Tuesday, August 7, 2012
Time for a book review. But not just any book review. Today I'm reviewing the very first hardcover book I ever read as a young 'un back in the wilds of Wisconsin. I know it was the very first one I ever read, and I even have a copy of it right now.
I got no idea where I got it from or who gave it to me. Those bits of information are lost to the winds of time. I'm thinking it probably helped warp my personality almost as much as comic books did. This noteworthy tome, this pioneering work of literature that was the premiere written software that was loaded into my fragile li'l mind, was the Little Golden Book of Fireball XL-5.
This monumental tome was written by Barbara Shook Hazen, who I discovered decades later as having written over 70 children's books and a hair less than a dozen for adult folks. The colorful, eye-catching artwork was created by Hawley Pratt and Al White. Hawley Pratt worked with Warner Brothers during the heydays of their cartoon unit, and was the co-creator of the Pink Panther. He also directed one of my favorite cartoon series of all time, The Super 6.
So it had that going for it before I even opened the book. Not that I was even remotely aware of such stellar achievements back then, of course.
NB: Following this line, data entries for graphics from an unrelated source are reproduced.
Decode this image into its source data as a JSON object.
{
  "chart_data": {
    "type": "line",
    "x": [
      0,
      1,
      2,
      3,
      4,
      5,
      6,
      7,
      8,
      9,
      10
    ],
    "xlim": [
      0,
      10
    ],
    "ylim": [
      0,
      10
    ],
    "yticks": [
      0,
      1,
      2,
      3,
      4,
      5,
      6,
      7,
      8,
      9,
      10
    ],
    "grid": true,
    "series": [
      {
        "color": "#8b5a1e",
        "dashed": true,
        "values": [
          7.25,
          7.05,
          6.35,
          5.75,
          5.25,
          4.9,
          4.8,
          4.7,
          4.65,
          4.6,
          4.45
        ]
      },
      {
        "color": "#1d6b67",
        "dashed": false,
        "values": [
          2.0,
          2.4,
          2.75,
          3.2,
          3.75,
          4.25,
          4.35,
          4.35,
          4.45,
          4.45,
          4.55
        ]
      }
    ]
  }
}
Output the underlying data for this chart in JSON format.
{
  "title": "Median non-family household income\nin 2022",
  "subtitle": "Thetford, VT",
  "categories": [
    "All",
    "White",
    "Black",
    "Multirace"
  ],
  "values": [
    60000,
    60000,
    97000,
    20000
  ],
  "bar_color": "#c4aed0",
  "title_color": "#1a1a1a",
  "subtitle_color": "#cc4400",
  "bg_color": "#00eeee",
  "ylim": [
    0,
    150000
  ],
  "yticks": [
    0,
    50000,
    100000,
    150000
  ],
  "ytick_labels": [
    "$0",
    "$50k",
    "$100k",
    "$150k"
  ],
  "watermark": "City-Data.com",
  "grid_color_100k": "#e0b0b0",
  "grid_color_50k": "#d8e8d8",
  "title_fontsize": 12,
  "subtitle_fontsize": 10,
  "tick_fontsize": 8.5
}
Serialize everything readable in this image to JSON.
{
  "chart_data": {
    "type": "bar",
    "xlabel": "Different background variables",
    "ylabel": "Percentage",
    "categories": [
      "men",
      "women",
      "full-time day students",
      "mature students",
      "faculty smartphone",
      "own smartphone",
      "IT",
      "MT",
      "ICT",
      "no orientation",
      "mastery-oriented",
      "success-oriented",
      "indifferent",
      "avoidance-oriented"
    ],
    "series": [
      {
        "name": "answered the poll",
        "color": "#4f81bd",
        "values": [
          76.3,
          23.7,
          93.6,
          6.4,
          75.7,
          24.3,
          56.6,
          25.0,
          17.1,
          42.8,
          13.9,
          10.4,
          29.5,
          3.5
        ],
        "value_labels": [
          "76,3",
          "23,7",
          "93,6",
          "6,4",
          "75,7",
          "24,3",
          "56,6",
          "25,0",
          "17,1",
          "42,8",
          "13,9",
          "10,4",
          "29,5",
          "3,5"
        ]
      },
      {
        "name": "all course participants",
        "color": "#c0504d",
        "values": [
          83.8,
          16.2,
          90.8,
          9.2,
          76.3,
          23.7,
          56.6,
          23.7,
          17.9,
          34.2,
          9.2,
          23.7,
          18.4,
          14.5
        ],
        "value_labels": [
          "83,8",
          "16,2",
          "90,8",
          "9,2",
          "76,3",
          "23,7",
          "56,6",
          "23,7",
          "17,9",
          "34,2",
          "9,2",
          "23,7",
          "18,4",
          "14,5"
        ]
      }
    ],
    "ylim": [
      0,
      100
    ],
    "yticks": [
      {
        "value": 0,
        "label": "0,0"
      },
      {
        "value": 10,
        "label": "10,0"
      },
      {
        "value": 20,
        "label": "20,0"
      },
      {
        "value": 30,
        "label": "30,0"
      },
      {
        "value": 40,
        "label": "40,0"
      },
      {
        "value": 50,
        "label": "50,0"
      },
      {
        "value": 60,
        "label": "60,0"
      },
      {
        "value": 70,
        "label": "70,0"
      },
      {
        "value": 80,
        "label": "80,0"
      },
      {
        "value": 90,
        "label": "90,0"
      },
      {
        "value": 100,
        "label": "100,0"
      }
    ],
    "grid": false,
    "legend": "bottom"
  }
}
For those who aren't familiar, Fireball XL-5 was a television show that originated in Britain and was syndicated in the states in the mid-sixties. It was done in "Super-Marionation," which basically meant it was acted out by puppets, much like Supercar and the perhaps much better known Thunderbirds. The show's creator, Gerry Anderson, went on to have a major hand in the sci-fi classic Space 1999.
The spaceship, Fireball XL-5 was part of Earth's Space Corps, which was headed by Commander Zero. The Fireball's crew consisted of the puppetly-dashing Colonel Steve Zodiac, the marionettingly beautiful Venus, who was both nurse and navigator, and Robert the Robot, a see-through mechanical man who was Zodiac's co-pilot. The TV series also featured the somewhat addled Professor Metric on board, but he didn't make an appearance in this book. Also on board was Commander Zero's son, Jonathan and his pet Lazoon named Zoonie (who was a kind of primate).|
The Fireball investigated a strange uncharted moon that was covered by both precious gems and man-sized space serpents that spit out said gems. Naturally, Jonathan and Zoonie played a big part in saving the crew from the space serpents, luring them to the cold side of the planet where they froze. Everyone got themselves a bag o' gems to sell to help finance a "Space School for Earth boys and girls," and the Fireball led the biggest parade Space City had ever had.
Now what more could a kid ask for? Shiny spaceship, monkey, big robot, space lizards, parade. That's like twenty Twilight novels of action right there.
Most people know I will try reading any genre once, from pulp adventures to historical romance, from hard-boiled detectives to western dime novels. But I always come back to my favorite: Science fiction. And after I remembered this book a few years ago, I wonder if this is what started my love of straight (and occasionally bent and warped out of recognition) science fiction.
I would not doubt it in the slightest.